Selesai membaca buku Pencuri
Bayangan, saya pun jadi banyak merenung. Ternyata yang namanya kehidupan memang
seperti itu ya, selalu menghadirkan hal tidak terduga yang akan membuat kita
semakin menjadi manusia. Maksudnya adalah kita semakin tahu bahwa kita ini
bukan siapa-siapa dan terkadang kita tidak bisa melakukan apa-apa kecuali
berserah pada-Nya.
Masa
pandemi ini adalah hal yang berat bagi semua orang, termasuk saya. Setelah
memutuskan resign di akhir tahun
2019, di awal tahun 2020 saya akhirnya harus berada di rumah terus. Padahal di
kala itu, saya sedang berjuang mencari pekerjaan kantoran baru. Namun, karena
satu per satu perusahaan tujuan saya keuangannya sedang tidak bagus, mereka
berhenti dulu mencari karyawan baru.
Saya
sebenarnya orang rumahan yang mageran. Namun, saya tidak menyangka pandemi ini
membuat energi saya nyaris terkuras habis. Di rumah saya tetap bekerja, dan
ikut mengerjakan pekerjaan rumah tangga. Belum lagi pikiran tentang masa depan
yang terus menghantui saya, yang pada akhirnya membuat saya cepat kelelahan.
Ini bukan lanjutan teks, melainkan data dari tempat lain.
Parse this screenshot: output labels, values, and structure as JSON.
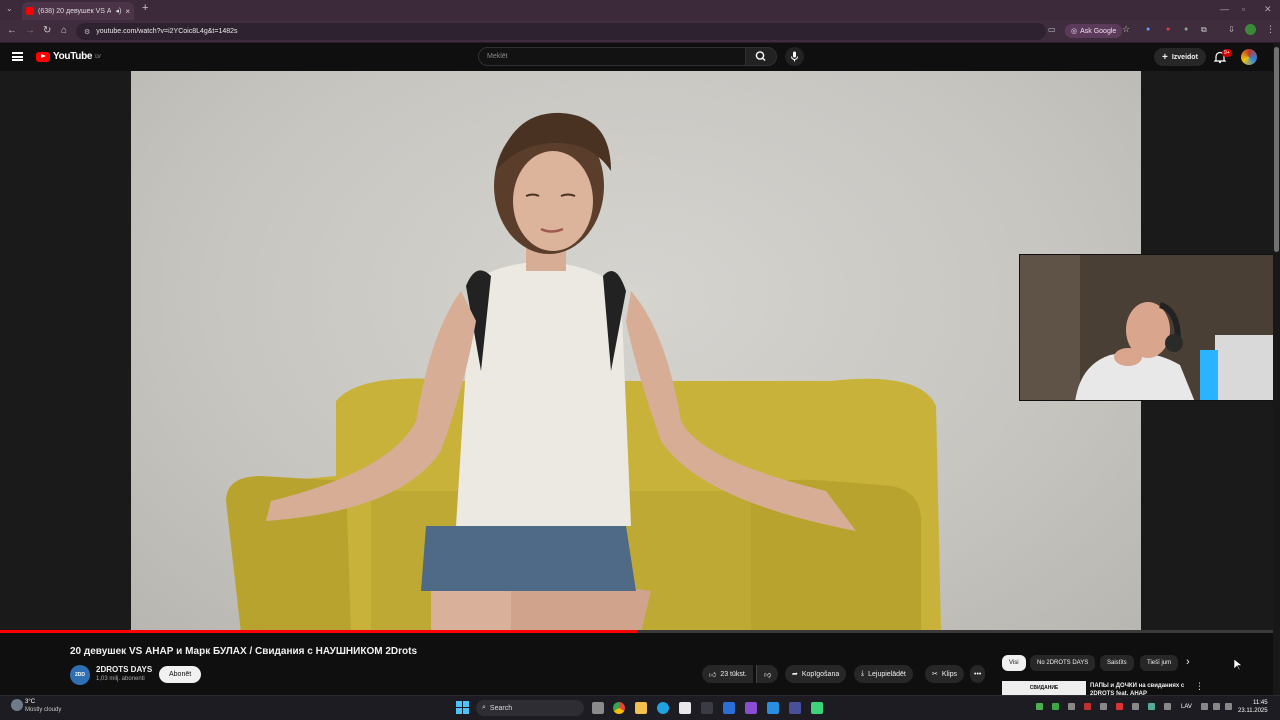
{
  "browser": {
    "tab_title": "(638) 20 девушек VS АНАР",
    "url": "youtube.com/watch?v=i2YCoic8L4g&t=1482s",
    "ask_google": "Ask Google"
  },
  "masthead": {
    "logo_text": "YouTube",
    "logo_country": "LV",
    "search_placeholder": "Meklēt",
    "create_label": "Izveidot",
    "notif_count": "9+"
  },
  "player": {
    "progress_fraction": 0.5
  },
  "video_info": {
    "title": "20 девушек VS АНАР и Марк БУЛАХ / Свидания с НАУШНИКОМ 2Drots",
    "channel_avatar_text": "2DD",
    "channel_name": "2DROTS DAYS",
    "subscribers": "1,03 milj. abonenti",
    "subscribe_label": "Abonēt",
    "likes_label": "23 tūkst.",
    "share_label": "Kopīgošana",
    "download_label": "Lejupielādēt",
    "clip_label": "Klips",
    "more_label": "•••"
  },
  "chips": [
    {
      "label": "Visi",
      "active": true
    },
    {
      "label": "No 2DROTS DAYS",
      "active": false
    },
    {
      "label": "Saistīts",
      "active": false
    },
    {
      "label": "Tiešī jum",
      "active": false
    }
  ],
  "recommendation": {
    "thumb_text": "СВИДАНИЕ",
    "title": "ПАПЫ и ДОЧКИ на свиданиях с 2DROTS feat. АНАР"
  },
  "taskbar": {
    "temperature": "3°C",
    "weather": "Mostly cloudy",
    "search_label": "Search",
    "language": "LAV",
    "time": "11:45",
    "date": "23.11.2025"
  },
  "colors": {
    "accent": "#ff0000",
    "tabstrip": "#3c2a3a",
    "page_bg": "#0f0f0f"
  }
}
Saya punya satu mimpi besar, dan perjuangannya harus lebih ekstra di pandemi
yang belum terlihat ujungnya ini.
Harusnya
saya sudah memulainya tahun ini, tapi karena pikiran saya sudah bermacam-macam,
saya jadi menunda terlaksananya mimpi itu. Akhirnya saya mengalihkannya pada
kegiatan lain, yaitu menulis lebih banyak dan lebih sering.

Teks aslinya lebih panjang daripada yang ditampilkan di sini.